Windows 3.0 was "sort of" a protected mode OS. The actual Windows part ran as a 16bit task, similar to DOS in EMM386. That changed, again "sort of", with Windows 3.1. There was a thing called "Win32s" to run 32bit Windows applications, but most of Windows was still a single 16bit task.

Windows NT was the real deal, though, shedding off its real mode roots with essentially a reimplementation. It only became part of the "mainstream" Windows versions with Windows XP (Windows 2000 was based on NT already, but still marketed alongside the "legacy" Windows 95/98/ME).


I have a VERY vague memory that you could copy win32s from 3.1 into 3.0 to help running 32bit apps there. There might have been some fiddling with some sys.ini involved. But I might just be dreaming awake or something...

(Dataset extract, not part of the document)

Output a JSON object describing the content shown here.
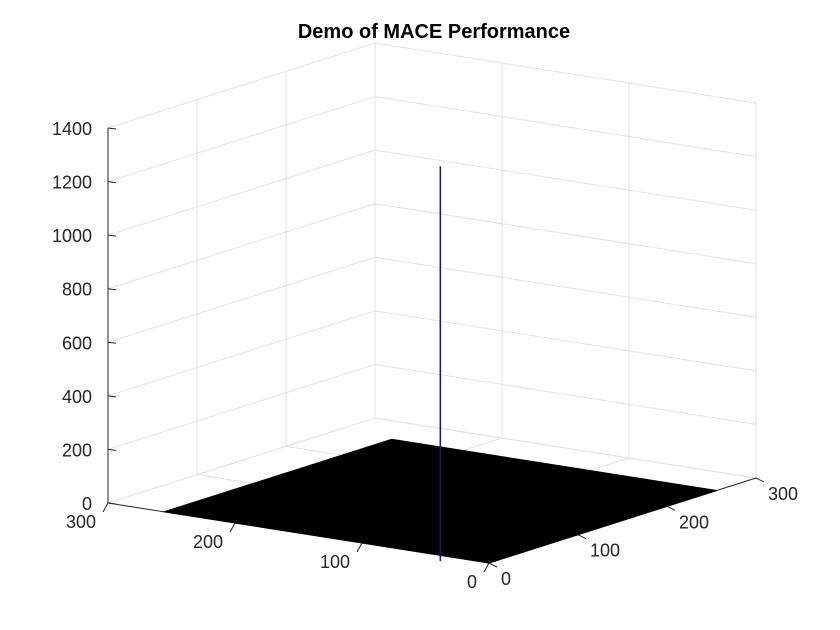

I can imagine that you're right! Would not be too surprising if Win32s was self-contained enough, and the differences between 3.0 and 3.1 small enough (although there were larger ones at least in some other aspects), that this could be done reasonably. (Though most apps were still likely to be 16 bit apps at that time, so not making any use of Win32s.)


The original 8086 processor could directly address up to 1 megabyte of memory. The PC memory map allocated 640 KB of that for RAM.

The first kind of further memory expansion was classic bank-switching. Within that 1 megabyte address space, you insert a window, say 32 kilobytes, which can be set to some 32 KB section of the extra memory. Same way more than 64 KB was added to systems like the Apple II, which could only address 64 KB. It's a pain to program for this kind of arrangement.

Later, when running in protected mode, the Intel 286 would be able to directly address up to 16 megabytes of RAM, and the Intel 386 up to 4 gigabytes. Memory managers running in protected mode that could access this memory directly were created, which would handle memory for DOS applications.

Those two approaches for > 1 MB are XMS and EMS. Though I can't remember which is which!


There’s an excellent post on this at https://www.filfre.net/2017/04/the-640-k-barrier/


Brings back memories. I remember my parents being astonished when little me fixed our old IBM PC/XT, which was not booting from the hard disk using a low level format „hack“ I found in a copy of PC magazine [0]. The trick was to boot from floppy first and trigger a BIOS interrupt to do the low level format.

[0] https://youtu.be/PW787WRG8h4


Extended memory (XMS) is RAM that is addressed above the first megabyte of the address space.

Expanded memory (EMS) is bank switched RAM that stays inside the 640K barrier.


> that stays inside the 640K barrier

Yes, but to be super pedantic, it stayed within the 1MB barrier[1] that real mode could "officially" address. It was perfectly okay to have your EMS window above the A000h segment in memory, i.e. above 640k, if no device was using it.

[1] Plus some change known as the "high memory area" (HMA), an artifact of how linear addresses are calculated from segment and offset.